In the May 1995 edition of Pyramid (Issue #13), Paul Beakley liked the game, saying, "Page for page and pound for pound (the first two books are almost 600 pages of material), Aria: Canticle of the Monomyth is an excellent buy. It's sufficiently generic that its best ideas can expand any fantasy game, the art and production is beautiful, and the research and thoroughness of the game is unparalleled."

In the Christmas 1996 edition of the British game magazine Arcane (Issue 14), Andrew Rilstone found the massive rulebook to be "little more than a mega-complex character generation system." Adding to the rule complexity, Rilstone found the language dense, commenting that this is "a rulebook to be read with dictionary in hand." He was fascinated by the premise of the game where consecutive sessions, in game terms, take place weeks, years or even centuries apart.

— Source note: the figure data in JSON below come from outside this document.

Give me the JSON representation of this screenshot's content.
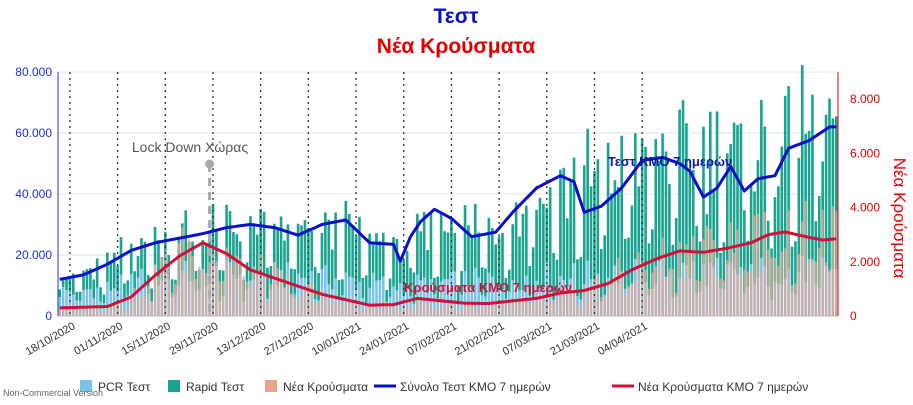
{
  "colors": {
    "pcr": "#7cc3ea",
    "rapid": "#1aa38f",
    "cases": "#e8a58c",
    "tests_ma": "#0a10c8",
    "cases_ma": "#d0103a",
    "left_axis": "#1f2fd0",
    "right_axis": "#e00000"
  },
  "chart_data": {
    "type": "bar",
    "title": "Τεστ",
    "subtitle": "Νέα Κρούσματα",
    "ylabel_right": "Νέα Κρούσματα",
    "ylim_left": [
      0,
      80000
    ],
    "ylim_right": [
      0,
      9000
    ],
    "left_ticks": [
      "0",
      "20.000",
      "40.000",
      "60.000",
      "80.000"
    ],
    "right_ticks": [
      "0",
      "2.000",
      "4.000",
      "6.000",
      "8.000"
    ],
    "x_ticks": [
      "18/10/2020",
      "01/11/2020",
      "15/11/2020",
      "29/11/2020",
      "13/12/2020",
      "27/12/2020",
      "10/01/2021",
      "24/01/2021",
      "07/02/2021",
      "21/02/2021",
      "07/03/2021",
      "21/03/2021",
      "04/04/2021"
    ],
    "legend": [
      "PCR Τεστ",
      "Rapid Τεστ",
      "Νέα Κρούσματα",
      "Σύνολο Τεστ ΚΜΟ 7 ημερών",
      "Νέα Κρούσματα ΚΜΟ 7 ημερών"
    ],
    "annotations": {
      "lockdown": "Lock Down Χώρας",
      "tests_ma_label": "Τεστ ΚΜΟ 7 ημερών",
      "cases_ma_label": "Κρούσματα ΚΜΟ 7 ημερών"
    },
    "credit": "Non-Commercial Version",
    "series": [
      {
        "name": "Σύνολο Τεστ ΚΜΟ 7 ημερών",
        "axis": "left",
        "points": [
          [
            0,
            12000
          ],
          [
            7,
            13500
          ],
          [
            14,
            17000
          ],
          [
            21,
            21500
          ],
          [
            28,
            24000
          ],
          [
            35,
            25500
          ],
          [
            42,
            27000
          ],
          [
            49,
            29000
          ],
          [
            56,
            30000
          ],
          [
            63,
            29000
          ],
          [
            70,
            26500
          ],
          [
            77,
            30000
          ],
          [
            84,
            31500
          ],
          [
            91,
            24000
          ],
          [
            98,
            23500
          ],
          [
            100,
            18000
          ],
          [
            103,
            26000
          ],
          [
            106,
            31000
          ],
          [
            110,
            35000
          ],
          [
            115,
            32000
          ],
          [
            121,
            26000
          ],
          [
            128,
            27500
          ],
          [
            133,
            34000
          ],
          [
            140,
            42000
          ],
          [
            147,
            46000
          ],
          [
            151,
            44000
          ],
          [
            154,
            34000
          ],
          [
            159,
            36000
          ],
          [
            165,
            42000
          ],
          [
            171,
            51000
          ],
          [
            177,
            52000
          ],
          [
            182,
            50000
          ],
          [
            185,
            47500
          ],
          [
            189,
            39000
          ],
          [
            193,
            42000
          ],
          [
            197,
            49000
          ],
          [
            201,
            41000
          ],
          [
            205,
            45000
          ],
          [
            210,
            46000
          ],
          [
            214,
            55000
          ],
          [
            220,
            57500
          ],
          [
            226,
            62000
          ]
        ]
      },
      {
        "name": "Νέα Κρούσματα ΚΜΟ 7 ημερών",
        "axis": "right",
        "points": [
          [
            0,
            300
          ],
          [
            14,
            350
          ],
          [
            21,
            700
          ],
          [
            28,
            1500
          ],
          [
            35,
            2200
          ],
          [
            42,
            2700
          ],
          [
            49,
            2300
          ],
          [
            56,
            1700
          ],
          [
            63,
            1400
          ],
          [
            70,
            1100
          ],
          [
            77,
            800
          ],
          [
            84,
            600
          ],
          [
            91,
            400
          ],
          [
            98,
            420
          ],
          [
            105,
            650
          ],
          [
            112,
            560
          ],
          [
            119,
            470
          ],
          [
            126,
            460
          ],
          [
            133,
            560
          ],
          [
            140,
            650
          ],
          [
            147,
            850
          ],
          [
            154,
            940
          ],
          [
            161,
            1200
          ],
          [
            168,
            1700
          ],
          [
            175,
            2100
          ],
          [
            182,
            2400
          ],
          [
            189,
            2350
          ],
          [
            196,
            2500
          ],
          [
            203,
            2700
          ],
          [
            208,
            3000
          ],
          [
            213,
            3100
          ],
          [
            220,
            2900
          ],
          [
            224,
            2800
          ],
          [
            228,
            2850
          ]
        ]
      }
    ],
    "bar_series": [
      {
        "name": "PCR Τεστ",
        "axis": "left",
        "points": [
          [
            0,
            8000
          ],
          [
            14,
            9000
          ],
          [
            28,
            13000
          ],
          [
            42,
            14000
          ],
          [
            56,
            13500
          ],
          [
            70,
            13000
          ],
          [
            84,
            12000
          ],
          [
            98,
            10000
          ],
          [
            112,
            11000
          ],
          [
            126,
            12000
          ],
          [
            140,
            13000
          ],
          [
            154,
            13500
          ],
          [
            168,
            14000
          ],
          [
            182,
            15000
          ],
          [
            196,
            14500
          ],
          [
            210,
            15000
          ],
          [
            228,
            15500
          ]
        ]
      },
      {
        "name": "Rapid Τεστ",
        "axis": "left",
        "points": [
          [
            0,
            4000
          ],
          [
            14,
            8000
          ],
          [
            28,
            12000
          ],
          [
            42,
            14000
          ],
          [
            56,
            16000
          ],
          [
            70,
            15000
          ],
          [
            84,
            17000
          ],
          [
            98,
            12000
          ],
          [
            112,
            18000
          ],
          [
            126,
            17000
          ],
          [
            140,
            28000
          ],
          [
            154,
            32000
          ],
          [
            168,
            35000
          ],
          [
            182,
            40000
          ],
          [
            196,
            38000
          ],
          [
            210,
            42000
          ],
          [
            228,
            48000
          ]
        ]
      },
      {
        "name": "Νέα Κρούσματα",
        "axis": "right",
        "points": [
          [
            0,
            300
          ],
          [
            14,
            400
          ],
          [
            21,
            700
          ],
          [
            28,
            1500
          ],
          [
            35,
            2300
          ],
          [
            42,
            2700
          ],
          [
            49,
            2300
          ],
          [
            56,
            1700
          ],
          [
            63,
            1400
          ],
          [
            70,
            1000
          ],
          [
            77,
            800
          ],
          [
            84,
            600
          ],
          [
            91,
            400
          ],
          [
            98,
            450
          ],
          [
            112,
            550
          ],
          [
            126,
            450
          ],
          [
            140,
            650
          ],
          [
            154,
            950
          ],
          [
            168,
            1700
          ],
          [
            182,
            2400
          ],
          [
            196,
            2500
          ],
          [
            210,
            3000
          ],
          [
            228,
            2850
          ]
        ]
      }
    ]
  }
}
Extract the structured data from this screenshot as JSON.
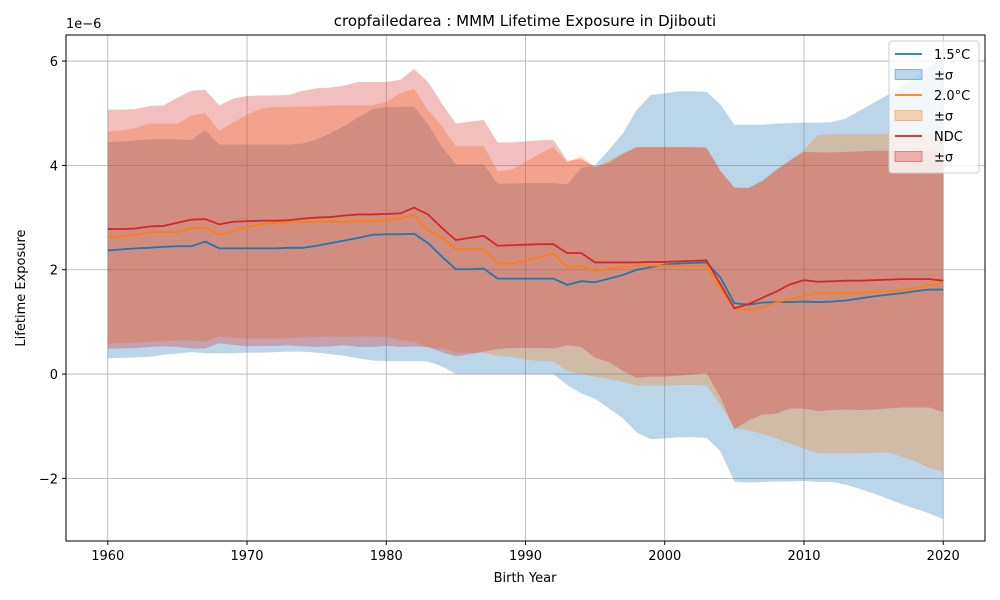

But Rilstone found that the whole thing was bogged down in endless verbiage: "Did we really need 250 brain-numbing words distinguishing between Fair and Very Fair complexion, and pointing out that in a given society 'curly and wavy hair' is uncommon?" Rilstone concluded by giving the book the lowest possible rating of only 1 out of 10 overall, saying "Verbose, obtuse, badly explained, badly organised, repetitive, over-complex, pretentious, but containing one phenomenally good idea. Aria should have been a milestone in the history of roleplaying games. Unfortunately, it has turned out to be a large and expensive doorstop instead. Aria is quite literally unplayable."

In his 2023 book Monsters, Aliens, and Holes in the Ground, RPG historian Stu Horvath noted that this game "is perhaps the apogee of the high concept RPG. It attempts to forge a game out of complex subjects, but winds up more interesting to read than to play. In fact, it is uncertain that playing Aria is a real possibility." Horvath concluded that Aria was "a game of intriguing ideas that never speaks plainly enough to truly let players embrace them."